Somehow this reserves some space in a 4k x 4k texture.

What is in the texture.

What comes of the texture? Is the object re-drawn using it's normal vertex data and applying the portion of the 4k texture on it?

Or does the 4k texture hold something else that is used is some other way?

The object is only draw once.

What happens is that they allocate some space in the 4kx4k texture given object screen space (but without drawing it).

Then a compute shader fills this space.

Then the object is draw on screen for real. The space is passed as a texture to the fragment shader (which is very simple ie "gl_FragColor = texture(tex0, uv);" ).

What happens is that the compute shader renders shaded color in the suballocated space instead of doing it in the fragment shader. In this case it does all the lighting computation using normal and diffuse color textures. Since there is no vertex data the position information are passed via a precomputed "position" texture too (which means this technic makes deformable mesh quite unpracticable).

They mention supporting a large number of point lights. Anyone want to wager a guess at how they determine which lights to evaluate when shading a texel?

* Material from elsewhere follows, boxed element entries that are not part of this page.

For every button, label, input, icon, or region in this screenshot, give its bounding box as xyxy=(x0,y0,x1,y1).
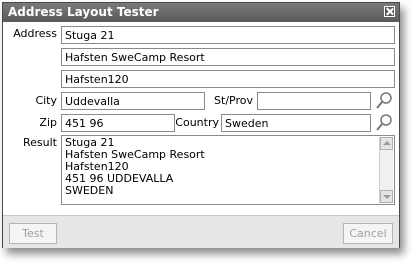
country-input[interactable] xyxy=(221,114,371,132)
arrow-up-icon xyxy=(383,141,391,145)
magnifier-icon[interactable] xyxy=(374,91,394,111)
close-icon[interactable] xyxy=(384,6,395,17)
st-prov-label: St/Prov xyxy=(214,94,253,107)
vertical-scrollbar[interactable] xyxy=(379,137,393,203)
zip-label: Zip xyxy=(39,116,57,129)
st-prov-input[interactable] xyxy=(257,92,371,110)
address-line3-input[interactable] xyxy=(61,70,395,88)
address-line2-input[interactable] xyxy=(61,48,395,66)
country-label: Country xyxy=(175,116,219,129)
result-textarea[interactable]: Stuga 21 Hafsten SweCamp Resort Hafsten1… xyxy=(61,135,395,205)
arrow-down-icon xyxy=(383,195,391,199)
address-label: Address xyxy=(13,27,57,40)
city-input[interactable] xyxy=(61,92,205,110)
button-bar: Test Cancel xyxy=(3,215,399,248)
title-bar[interactable]: Address Layout Tester xyxy=(3,3,399,22)
magnifier-icon[interactable] xyxy=(374,113,394,133)
cancel-button[interactable]: Cancel xyxy=(343,223,393,244)
address-line1-input[interactable] xyxy=(61,26,395,44)
window-title: Address Layout Tester xyxy=(8,5,159,19)
result-text: Stuga 21 Hafsten SweCamp Resort Hafsten1… xyxy=(65,136,205,197)
test-button[interactable]: Test xyxy=(9,223,57,244)
scroll-down-button[interactable] xyxy=(380,190,393,203)
address-layout-tester-dialog: Address Layout Tester Address City St/Pr… xyxy=(2,2,400,248)
result-label: Result xyxy=(23,136,57,149)
zip-input[interactable] xyxy=(61,114,175,132)
scroll-up-button[interactable] xyxy=(380,137,393,150)
city-label: City xyxy=(35,94,57,107)
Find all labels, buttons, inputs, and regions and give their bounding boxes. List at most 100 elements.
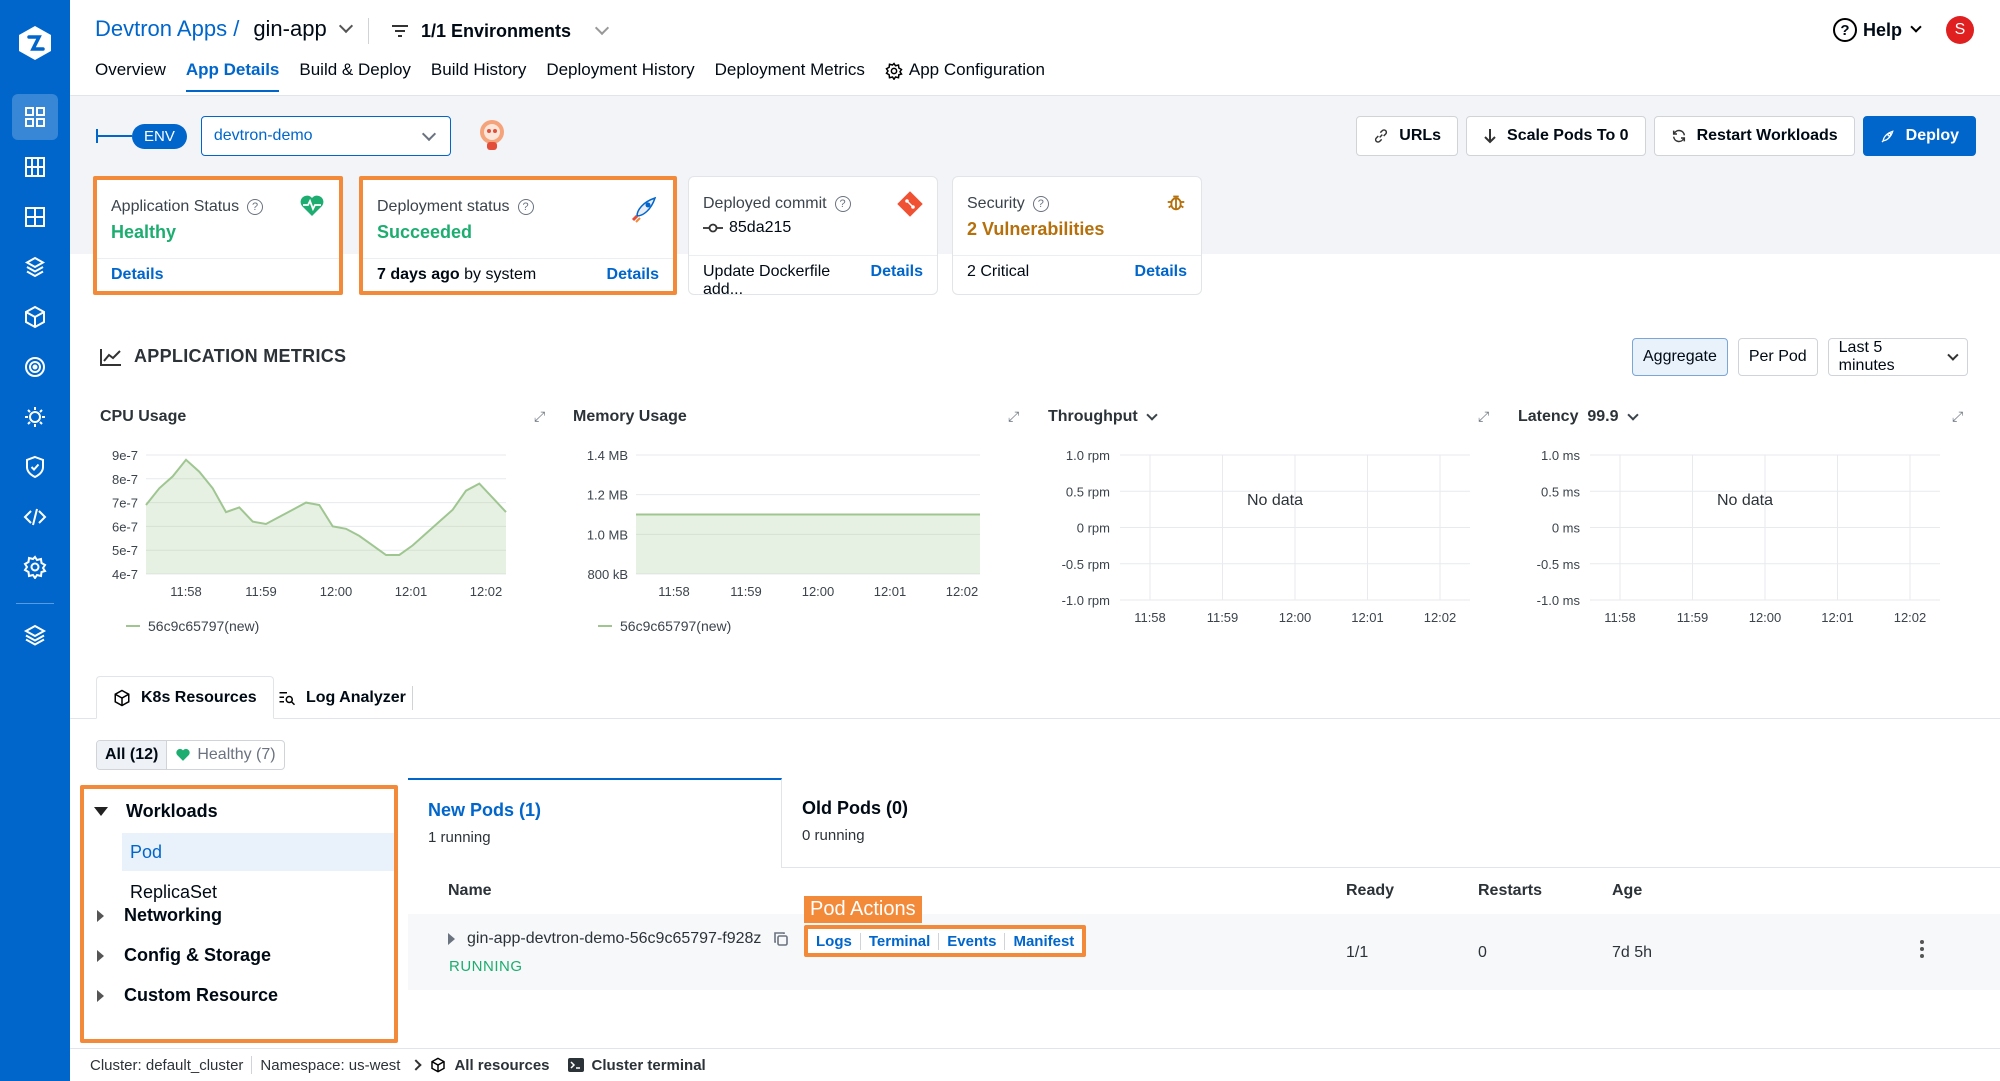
y-tick-label: 1.0 rpm [1066,448,1110,463]
caret-right-icon [97,949,104,962]
latency-title[interactable]: Latency 99.9 [1518,408,1639,426]
urls-label: URLs [1399,127,1442,144]
sidebar-code-icon[interactable] [12,494,58,540]
devtron-logo-icon[interactable] [14,22,56,64]
aggregate-toggle[interactable]: Aggregate [1632,338,1728,376]
help-menu[interactable]: ? Help [1832,18,1922,42]
caret-right-icon [97,909,104,922]
column-name: Name [448,882,492,899]
tree-networking[interactable]: Networking [94,905,222,926]
tab-overview[interactable]: Overview [95,60,166,92]
pod-restarts: 0 [1478,944,1487,961]
security-critical: 2 Critical [967,263,1030,280]
deploy-button[interactable]: Deploy [1862,116,1976,156]
deployment-status-card: Deployment status? Succeeded 7 days ago … [359,176,677,295]
sidebar-cube-icon[interactable] [12,294,58,340]
security-details-link[interactable]: Details [1135,263,1187,281]
deployment-status-details-link[interactable]: Details [607,266,659,284]
status-footer: Cluster: default_cluster Namespace: us-w… [70,1048,2000,1081]
sidebar-stack-icon[interactable] [12,612,58,658]
tab-build-deploy[interactable]: Build & Deploy [299,60,411,92]
sidebar-chart-store-icon[interactable] [12,194,58,240]
deployed-by: by system [464,266,537,283]
pod-events-link[interactable]: Events [939,932,1006,950]
cluster-terminal-link[interactable]: Cluster terminal [567,1057,706,1074]
security-vulnerabilities: 2 Vulnerabilities [967,219,1105,239]
sidebar-target-icon[interactable] [12,344,58,390]
tab-new-pods[interactable]: New Pods (1) 1 running [408,778,782,868]
link-icon [1375,129,1388,143]
environment-filter[interactable]: 1/1 Environments [368,18,610,44]
sidebar-app-groups-icon[interactable] [12,144,58,190]
deployment-status-title-text: Deployment status [377,198,510,215]
all-resources-link[interactable]: All resources [430,1057,550,1074]
tab-k8s-resources[interactable]: K8s Resources [96,676,274,719]
pod-logs-link[interactable]: Logs [808,932,861,950]
time-range-select[interactable]: Last 5 minutes [1827,338,1968,376]
y-tick-label: 4e-7 [112,567,138,582]
expand-throughput-chart-icon[interactable]: ⤢ [1478,408,1489,425]
urls-button[interactable]: URLs [1356,116,1459,156]
resource-tree: Workloads Pod ReplicaSet Networking Conf… [80,785,398,1043]
tab-old-pods[interactable]: Old Pods (0) 0 running [782,778,1002,868]
x-tick-label: 11:58 [170,584,202,599]
pod-tabs: New Pods (1) 1 running Old Pods (0) 0 ru… [408,778,2000,868]
new-pods-running: 1 running [428,829,491,846]
scale-pods-button[interactable]: Scale Pods To 0 [1466,116,1646,156]
breadcrumb-app-name[interactable]: gin-app [253,16,326,42]
help-icon: ? [1832,18,1857,42]
tab-app-details[interactable]: App Details [185,60,280,92]
expand-latency-chart-icon[interactable]: ⤢ [1952,408,1963,425]
metrics-controls: Aggregate Per Pod Last 5 minutes [1622,338,1968,376]
chevron-down-icon [594,20,610,36]
throughput-title[interactable]: Throughput [1048,408,1158,426]
app-switcher-chevron-icon[interactable] [338,18,353,34]
environment-select[interactable]: devtron-demo [200,116,451,156]
per-pod-toggle[interactable]: Per Pod [1737,338,1818,376]
restart-workloads-button[interactable]: Restart Workloads [1653,116,1855,156]
help-label: Help [1862,19,1902,40]
breadcrumb-devtron-apps[interactable]: Devtron Apps / [95,16,239,42]
tab-build-history[interactable]: Build History [431,60,526,92]
memory-legend: 56c9c65797(new) [598,618,731,634]
x-tick-label: 11:59 [1677,610,1709,625]
commit-details-link[interactable]: Details [871,263,923,299]
tab-app-configuration[interactable]: App Configuration [885,60,1045,92]
pod-name[interactable]: gin-app-devtron-demo-56c9c65797-f928z [448,930,789,948]
tree-workloads[interactable]: Workloads [94,801,218,822]
commit-hash-row: 85da215 [703,219,791,237]
user-avatar[interactable]: S [1946,16,1974,44]
tab-deployment-metrics[interactable]: Deployment Metrics [715,60,865,92]
filter-healthy[interactable]: Healthy (7) [166,741,283,769]
memory-usage-title: Memory Usage [573,408,687,425]
x-tick-label: 12:02 [1894,610,1927,625]
copy-icon[interactable] [773,931,789,947]
x-tick-label: 11:58 [658,584,690,599]
chevron-down-icon [1146,409,1158,421]
expand-cpu-chart-icon[interactable]: ⤢ [534,408,545,425]
sidebar-bug-icon[interactable] [12,394,58,440]
expand-memory-chart-icon[interactable]: ⤢ [1008,408,1019,425]
more-options-icon[interactable] [1920,940,1924,961]
pod-manifest-link[interactable]: Manifest [1005,933,1082,950]
tree-custom-resource[interactable]: Custom Resource [94,985,278,1006]
application-status-details-link[interactable]: Details [111,266,163,284]
sidebar-resource-browser-icon[interactable] [12,244,58,290]
filter-all[interactable]: All (12) [97,741,167,769]
pod-name-text: gin-app-devtron-demo-56c9c65797-f928z [467,930,762,947]
sidebar-settings-icon[interactable] [12,544,58,590]
chevron-down-icon [1626,409,1639,421]
commit-hash: 85da215 [729,219,792,236]
latency-title-text: Latency [1518,408,1579,425]
tree-config-storage[interactable]: Config & Storage [94,945,271,966]
pod-terminal-link[interactable]: Terminal [861,932,940,950]
app-tabs: Overview App Details Build & Deploy Buil… [95,60,1065,92]
tab-deployment-history[interactable]: Deployment History [546,60,694,92]
tab-log-analyzer[interactable]: Log Analyzer [262,676,422,719]
restart-workloads-label: Restart Workloads [1696,127,1838,144]
sidebar-applications-icon[interactable] [12,94,58,140]
sidebar-shield-icon[interactable] [12,444,58,490]
x-tick-label: 12:02 [470,584,503,599]
x-tick-label: 12:00 [1749,610,1782,625]
tree-item-pod[interactable]: Pod [122,833,394,871]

Something like forward+ / tiled-deferred, where you break the "shading buffer" down into tiles, compute the bounds of each tile, then test every tile against every light to produce per-tile light lists?

I actually did texture-space lighting for static geometry on a PS3/360 game, but just brute-forced it by evaluating every light for every texel... Because it was done asynchronously and only needed to be updated once every few minutes.

[edit] Scratch that. They mention putting thousands of lights into an octree and then just walking it per texel? Sounds expensive but they say not. I guess it would be similar to walking a linked list of lights...

That's what I thought it was, but I didn't get the benefit. Because you cant run pixel shaders on several 4K textures every frame. You could choose to not update certain things but, but anything moving/rotating has to be updated. And specular won't work if the camera is moving.